Les ingrédients perceptibles depuis le départ

Pour l’heure, les différents syndicats font le bilan d’une élection largement décriée par tous et dont les résultats ne peuvent être crédibles, à leurs yeux. D’ailleurs, toutes les centrales syndicales, exceptée l’Unem, disent rejeter les résultats éventuels. Mais si les étudiants de l’Université de Nouakchott, toutes tendances confondues, s’accordent sur une chose aujourd’hui, c’est que l’origine des heurts de mercredi n’avaient, au départ, aucune connotation raciale. Alors comment en est-on arrivé là?
Les centrales syndicales sont aussi d’accords sur deux faits pour expliquer l’échec de l’organisation d’une élection transparente. Le premier semble être la mauvaise préparation matérielle de cette consultation (affinement des listes électorales, délivrance des cartes d’étudiants ; bulletin de vote); une réalité que les étudiants qualifient «d’improvisation» doublée du retard de réactivité de l’Administration en charge de l’organisation de cette élection, dès les premiers accrocs entre étudiants, au sujet de la situation dans quatre bureaux de vote à la Faculté des sciences juridiques et économiques, déjà indexée de parti pris au profit de l’Unem (proche des Islamistes), pendant la campagne électorale estudiantine. Certains syndicats, comme la Coalition composée de trois centrales syndicales ((Chouala, Union Libre et Al Badil), n’hésitent pas à accuser les premiers responsables des facultés des sciences économiques et juridiques et ceux de la faculté de Lettres, de prendre directement fait et cause au profit de l’Unem. Il y a enfin un autre effet attisant les incompréhensions entre les étudiants et qui se manifeste par l’intrusion de partis lorgnant des ressorts politiques dans la communauté estudiantine mais aussi le rôle de certains médias qui leur sont affiliés.
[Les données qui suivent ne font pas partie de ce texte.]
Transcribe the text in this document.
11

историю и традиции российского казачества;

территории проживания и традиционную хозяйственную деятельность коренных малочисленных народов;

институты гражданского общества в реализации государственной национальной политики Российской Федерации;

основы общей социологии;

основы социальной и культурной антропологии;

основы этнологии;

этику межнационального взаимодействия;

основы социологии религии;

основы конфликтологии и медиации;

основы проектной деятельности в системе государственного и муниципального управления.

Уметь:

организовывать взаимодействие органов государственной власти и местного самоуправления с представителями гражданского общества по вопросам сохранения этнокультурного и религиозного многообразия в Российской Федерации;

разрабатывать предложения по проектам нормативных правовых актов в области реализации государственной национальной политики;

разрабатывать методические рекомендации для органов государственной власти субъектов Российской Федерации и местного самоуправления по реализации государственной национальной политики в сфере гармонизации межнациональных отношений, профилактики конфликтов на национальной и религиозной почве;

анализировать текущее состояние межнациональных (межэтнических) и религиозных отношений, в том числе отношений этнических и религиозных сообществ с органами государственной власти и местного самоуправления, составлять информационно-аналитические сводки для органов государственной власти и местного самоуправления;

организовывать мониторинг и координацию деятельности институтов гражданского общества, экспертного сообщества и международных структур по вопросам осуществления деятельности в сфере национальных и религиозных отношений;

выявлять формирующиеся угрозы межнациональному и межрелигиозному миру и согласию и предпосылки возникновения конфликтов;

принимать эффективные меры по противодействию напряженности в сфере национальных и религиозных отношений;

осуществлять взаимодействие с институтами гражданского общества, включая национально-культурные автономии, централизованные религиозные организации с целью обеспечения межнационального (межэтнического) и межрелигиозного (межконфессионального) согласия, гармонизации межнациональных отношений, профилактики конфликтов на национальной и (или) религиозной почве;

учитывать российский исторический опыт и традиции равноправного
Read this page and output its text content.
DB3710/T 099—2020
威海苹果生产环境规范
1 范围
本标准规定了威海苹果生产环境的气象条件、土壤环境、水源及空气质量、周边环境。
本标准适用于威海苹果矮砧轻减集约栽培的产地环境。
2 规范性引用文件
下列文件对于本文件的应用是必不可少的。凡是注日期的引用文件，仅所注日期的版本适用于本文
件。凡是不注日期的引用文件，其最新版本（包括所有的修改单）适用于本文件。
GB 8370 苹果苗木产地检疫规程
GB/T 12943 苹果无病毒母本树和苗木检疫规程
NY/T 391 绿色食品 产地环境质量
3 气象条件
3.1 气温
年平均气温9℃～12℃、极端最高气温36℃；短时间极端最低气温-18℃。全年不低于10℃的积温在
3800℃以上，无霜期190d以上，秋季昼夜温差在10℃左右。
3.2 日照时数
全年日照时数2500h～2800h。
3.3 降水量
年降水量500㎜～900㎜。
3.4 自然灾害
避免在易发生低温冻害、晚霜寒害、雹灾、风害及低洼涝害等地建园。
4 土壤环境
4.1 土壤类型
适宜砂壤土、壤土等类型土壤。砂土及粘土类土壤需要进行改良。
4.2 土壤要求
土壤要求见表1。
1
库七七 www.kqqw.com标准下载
Tripatouillage à la fac des sciences juridiques, la goutte qui fait déborder le vase !
Majoritaire lors de la dernière consultation, il y a maintenant deux ans, et l’une des centrales impliquées dans les échauffourées de mercredi, l’Unem rejette toute responsabilité dans le clash interuniversitaire de mercredi. Pourtant accusée de bénéficier de complicité des plus hauts responsables au sein de certaines facultés, elle nie tout en bloc et prétend qu’elle reste l’organisation la plus crédible. Elle fait porter les accusations d’échec sur l’Administration et son incapacité à gérer l’élection. Pour son secrétaire général, Ould Abidine : « nous ne sommes pas responsables de ces heurts. Nous le regrettons profondément» assure-t-il évoquant les incidents entre étudiants.
Pour le porte-parole du Syndicat national des étudiants mauritaniens (Snem, représentant largement les négro-mauritaniens), N’Diaye Kane Sarr, «c’est le contexte de fraude massive et flagrant à la faculté des sciences juridiques et économiques » qui fut le détonateur. Pour lui, les protestations faites contre une telle fraude n’ont pas été entendues par les organisateurs, continuant de fermer l’œil sur les dépassements dans les quatre bureaux de vote de la fac. Le même fait est aussi dénoncé samedi, lors d’une conférence de presse de la Coalition de trois centrales syndicales (Coalition pour l’Unité des Etudiants) engagées dans ces élections. La Coalition est revenue sur les conditions techniques d’organisation de ce scrutin et ce qu’elle dit noter comme violation du principe de la transparence électorale. A qui devait profiter le bourrage? Pour les deux adversaires de l’Unem, c’est cette dernière qui en tirerait profit. La Fac de droit, celle des Lettres et de la médecine sont citées parmi les facultés où l’élection est particulièrement contestée. Pour les réfracteurs de l’Unem, il y a eu «détournement de votes». Sur les quatre facs (Faculté de Lettres et Sciences Humaines, Faculté des Sciences Juridiques et Economiques, Faculté des Sciences et Techniques, Faculté de Médecine), seule la faculté des sciences et techniques ne semble pas prise dans cet engrenage de contestation. Mais la Coalition semble encore plus incisive quand il s’agit d’expliquer les raisons qui ont fait que l’élection ait dégénéré. Elle indexe notamment le rôle joué par les commissions départementales et les doyens des facs des sciences juridiques ainsi que celui de la fac de Lettres qui ne cacheraient pas leur soutien à l’Unem, d’obédience islamiste.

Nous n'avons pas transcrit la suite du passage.